Young women need to better recognise controlling and coercive behaviour in their boyfriends, according to Women’s Aid.
And the laws around harassment and stalking need to be updated to provide sufficient protection against the growing problem of cyber-harassment and cyber-stalking.
As it launched a new campaign warning women under 25 that “if it feels wrong, it probably is”, Women’s Aid once again called for legal reform to address digital stalking.
It also called for safety orders to be made available to women who are not living with their boyfriends.
“We are very concerned for young women facing the threat of internet shaming to control them, and the use of the internet to stalk them. Women tell us how they are harassed continuously by phone, text message, and social network, have internet access curtailed or monitored, have personal details or lies spread about them, and are impersonated by their abuser online,” said Women’s Aid director Margaret Martin.
Over half of 18-25-year-old women killed in Ireland since 1996 were murdered by their partners or exes.
Ms Martin added: “We’re encouraging young women to take the 2in2u Relationship Health Check and to trust their gut instincts. The Relationship Health Check explores subtler forms of control, which can be warning signs of further abuse, and provides examples of healthy and unhealthy relationship behaviours, to start conversations about what is acceptable in a relationship”.
Women’s Aid welcomed the upcoming Law Reform Commission examination of cyber-stalking and other forms of online bullying. However, according to Ms Martin, the commission’s recent conclusion that the current law of harassment is sufficient to deal with stalking in domestic violence cases would leave women and children vulnerable.
Ms Martin explained: “Abusers use multiple methods to stalk and monitor women, often escalating after separation, when it can be more difficult to access current legal protection.
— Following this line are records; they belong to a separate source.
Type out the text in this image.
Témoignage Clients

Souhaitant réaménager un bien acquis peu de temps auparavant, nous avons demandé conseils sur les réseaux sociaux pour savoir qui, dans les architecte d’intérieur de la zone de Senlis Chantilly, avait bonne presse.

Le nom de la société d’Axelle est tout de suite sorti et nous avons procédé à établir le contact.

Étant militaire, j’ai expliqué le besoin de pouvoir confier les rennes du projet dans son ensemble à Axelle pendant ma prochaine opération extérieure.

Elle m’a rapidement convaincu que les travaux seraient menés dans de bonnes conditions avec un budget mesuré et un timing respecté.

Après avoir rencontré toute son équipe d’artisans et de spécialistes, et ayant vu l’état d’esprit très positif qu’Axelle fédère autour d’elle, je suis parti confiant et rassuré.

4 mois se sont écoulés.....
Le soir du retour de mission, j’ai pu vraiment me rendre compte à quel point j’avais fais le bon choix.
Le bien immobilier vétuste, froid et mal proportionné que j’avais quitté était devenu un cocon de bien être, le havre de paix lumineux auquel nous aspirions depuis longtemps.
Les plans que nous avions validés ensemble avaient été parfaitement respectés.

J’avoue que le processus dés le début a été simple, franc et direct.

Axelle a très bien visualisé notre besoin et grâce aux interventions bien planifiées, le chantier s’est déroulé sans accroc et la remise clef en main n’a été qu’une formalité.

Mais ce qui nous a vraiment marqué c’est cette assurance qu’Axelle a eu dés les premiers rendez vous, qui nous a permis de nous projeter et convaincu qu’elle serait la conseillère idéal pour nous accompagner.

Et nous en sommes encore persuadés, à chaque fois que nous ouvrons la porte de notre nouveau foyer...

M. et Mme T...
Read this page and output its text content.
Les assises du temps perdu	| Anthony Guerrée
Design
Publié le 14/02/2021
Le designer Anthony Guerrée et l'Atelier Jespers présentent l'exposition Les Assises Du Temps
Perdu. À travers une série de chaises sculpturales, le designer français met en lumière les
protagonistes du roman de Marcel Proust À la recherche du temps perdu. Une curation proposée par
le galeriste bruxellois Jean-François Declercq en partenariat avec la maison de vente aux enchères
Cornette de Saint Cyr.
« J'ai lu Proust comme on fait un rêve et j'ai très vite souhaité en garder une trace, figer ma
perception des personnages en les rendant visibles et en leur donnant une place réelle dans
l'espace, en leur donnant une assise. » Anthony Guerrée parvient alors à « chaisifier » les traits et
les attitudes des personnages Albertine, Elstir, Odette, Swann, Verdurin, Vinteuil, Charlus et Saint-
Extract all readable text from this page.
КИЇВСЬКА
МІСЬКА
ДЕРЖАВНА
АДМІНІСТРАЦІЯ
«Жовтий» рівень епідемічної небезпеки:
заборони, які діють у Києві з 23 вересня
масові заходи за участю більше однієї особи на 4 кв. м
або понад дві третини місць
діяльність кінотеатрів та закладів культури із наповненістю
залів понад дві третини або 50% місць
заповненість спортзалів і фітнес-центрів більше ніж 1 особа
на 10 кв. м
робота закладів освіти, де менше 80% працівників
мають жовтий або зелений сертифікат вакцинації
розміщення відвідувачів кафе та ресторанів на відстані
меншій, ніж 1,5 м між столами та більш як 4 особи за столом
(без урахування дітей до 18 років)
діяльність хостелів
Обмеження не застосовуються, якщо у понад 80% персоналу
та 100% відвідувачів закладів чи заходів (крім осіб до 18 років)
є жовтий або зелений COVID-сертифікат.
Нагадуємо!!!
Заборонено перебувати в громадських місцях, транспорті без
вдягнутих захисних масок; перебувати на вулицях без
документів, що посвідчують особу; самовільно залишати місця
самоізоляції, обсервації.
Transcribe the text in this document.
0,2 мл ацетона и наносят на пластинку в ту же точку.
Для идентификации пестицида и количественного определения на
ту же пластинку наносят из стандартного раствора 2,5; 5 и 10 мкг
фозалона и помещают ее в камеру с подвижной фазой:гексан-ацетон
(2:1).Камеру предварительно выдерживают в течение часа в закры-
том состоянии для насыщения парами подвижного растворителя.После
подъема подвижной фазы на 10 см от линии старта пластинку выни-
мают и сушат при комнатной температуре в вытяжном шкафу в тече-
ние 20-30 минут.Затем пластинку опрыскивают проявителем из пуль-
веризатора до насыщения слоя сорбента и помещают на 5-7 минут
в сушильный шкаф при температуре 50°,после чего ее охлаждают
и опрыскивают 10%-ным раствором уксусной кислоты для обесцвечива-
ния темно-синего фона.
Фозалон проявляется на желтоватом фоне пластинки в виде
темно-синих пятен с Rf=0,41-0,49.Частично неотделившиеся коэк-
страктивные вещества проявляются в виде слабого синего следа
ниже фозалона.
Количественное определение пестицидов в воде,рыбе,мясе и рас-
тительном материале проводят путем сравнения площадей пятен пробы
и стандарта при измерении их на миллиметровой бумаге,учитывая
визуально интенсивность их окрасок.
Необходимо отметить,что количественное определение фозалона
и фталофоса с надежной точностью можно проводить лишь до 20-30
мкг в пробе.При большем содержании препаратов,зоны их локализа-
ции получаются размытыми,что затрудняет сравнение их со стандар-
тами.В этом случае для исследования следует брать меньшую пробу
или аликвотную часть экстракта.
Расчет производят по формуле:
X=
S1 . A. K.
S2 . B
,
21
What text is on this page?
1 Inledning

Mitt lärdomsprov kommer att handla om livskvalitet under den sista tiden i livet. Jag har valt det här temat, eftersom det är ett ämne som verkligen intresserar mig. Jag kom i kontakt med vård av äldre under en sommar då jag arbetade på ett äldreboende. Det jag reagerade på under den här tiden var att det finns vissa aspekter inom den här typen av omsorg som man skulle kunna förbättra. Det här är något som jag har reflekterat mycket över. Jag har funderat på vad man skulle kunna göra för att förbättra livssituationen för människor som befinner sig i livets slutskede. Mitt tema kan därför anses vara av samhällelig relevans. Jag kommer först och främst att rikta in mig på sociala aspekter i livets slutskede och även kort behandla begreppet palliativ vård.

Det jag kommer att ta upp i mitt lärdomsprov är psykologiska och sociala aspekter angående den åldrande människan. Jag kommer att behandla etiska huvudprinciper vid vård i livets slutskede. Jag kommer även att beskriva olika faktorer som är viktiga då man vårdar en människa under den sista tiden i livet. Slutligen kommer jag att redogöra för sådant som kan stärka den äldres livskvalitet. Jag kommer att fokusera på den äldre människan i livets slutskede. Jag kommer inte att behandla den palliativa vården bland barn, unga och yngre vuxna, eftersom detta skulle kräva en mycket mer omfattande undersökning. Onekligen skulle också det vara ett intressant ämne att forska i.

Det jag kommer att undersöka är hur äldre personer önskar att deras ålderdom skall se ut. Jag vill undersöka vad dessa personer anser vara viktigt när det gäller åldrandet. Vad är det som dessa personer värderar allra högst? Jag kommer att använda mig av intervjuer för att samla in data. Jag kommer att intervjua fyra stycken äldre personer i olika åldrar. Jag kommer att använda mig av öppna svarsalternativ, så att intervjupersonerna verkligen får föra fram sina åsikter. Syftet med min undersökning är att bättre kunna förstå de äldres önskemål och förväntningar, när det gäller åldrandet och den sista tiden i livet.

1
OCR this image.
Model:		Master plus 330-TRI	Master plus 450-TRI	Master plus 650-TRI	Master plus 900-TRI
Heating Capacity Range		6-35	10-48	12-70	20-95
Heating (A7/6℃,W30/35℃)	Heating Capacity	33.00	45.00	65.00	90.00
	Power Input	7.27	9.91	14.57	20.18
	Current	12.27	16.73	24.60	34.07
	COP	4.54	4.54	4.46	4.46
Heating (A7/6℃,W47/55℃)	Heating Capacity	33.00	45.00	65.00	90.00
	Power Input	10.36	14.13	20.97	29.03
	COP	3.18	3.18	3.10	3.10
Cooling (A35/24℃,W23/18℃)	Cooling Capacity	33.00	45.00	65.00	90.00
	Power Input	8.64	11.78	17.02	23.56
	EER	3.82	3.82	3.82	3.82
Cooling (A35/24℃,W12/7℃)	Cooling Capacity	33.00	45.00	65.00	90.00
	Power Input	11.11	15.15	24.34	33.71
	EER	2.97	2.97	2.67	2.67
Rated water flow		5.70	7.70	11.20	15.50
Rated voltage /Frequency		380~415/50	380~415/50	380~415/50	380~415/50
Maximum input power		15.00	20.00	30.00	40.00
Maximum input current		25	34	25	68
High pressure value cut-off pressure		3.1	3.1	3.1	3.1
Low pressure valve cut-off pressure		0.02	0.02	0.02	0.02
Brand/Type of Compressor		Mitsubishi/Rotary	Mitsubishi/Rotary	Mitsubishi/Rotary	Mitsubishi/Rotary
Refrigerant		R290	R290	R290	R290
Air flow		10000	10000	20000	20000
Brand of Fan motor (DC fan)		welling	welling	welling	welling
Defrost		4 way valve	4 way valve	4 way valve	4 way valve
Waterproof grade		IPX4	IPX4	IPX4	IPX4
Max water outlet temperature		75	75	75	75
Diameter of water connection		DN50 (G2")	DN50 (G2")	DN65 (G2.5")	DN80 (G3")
In our experience, the definition of harassment in law is complex and hard to prove, and rarely used to protect women who are stalked by their partners or exes. Women’s Aid recommends that a specific stalking offence be introduced in Irish law, with a comprehensive but not exhaustive definition, including new forms of cyber-stalking, and that stalking be recognised as grounds for a safety order.”
According to Ms Martin, education is crucial to prevent the next generation of abuse. It welcomed the inclusion of personal safety lessons in the Department of Education & Skills lesson plans for Junior Cycle students.
The 2in2u campaign runs until February 23.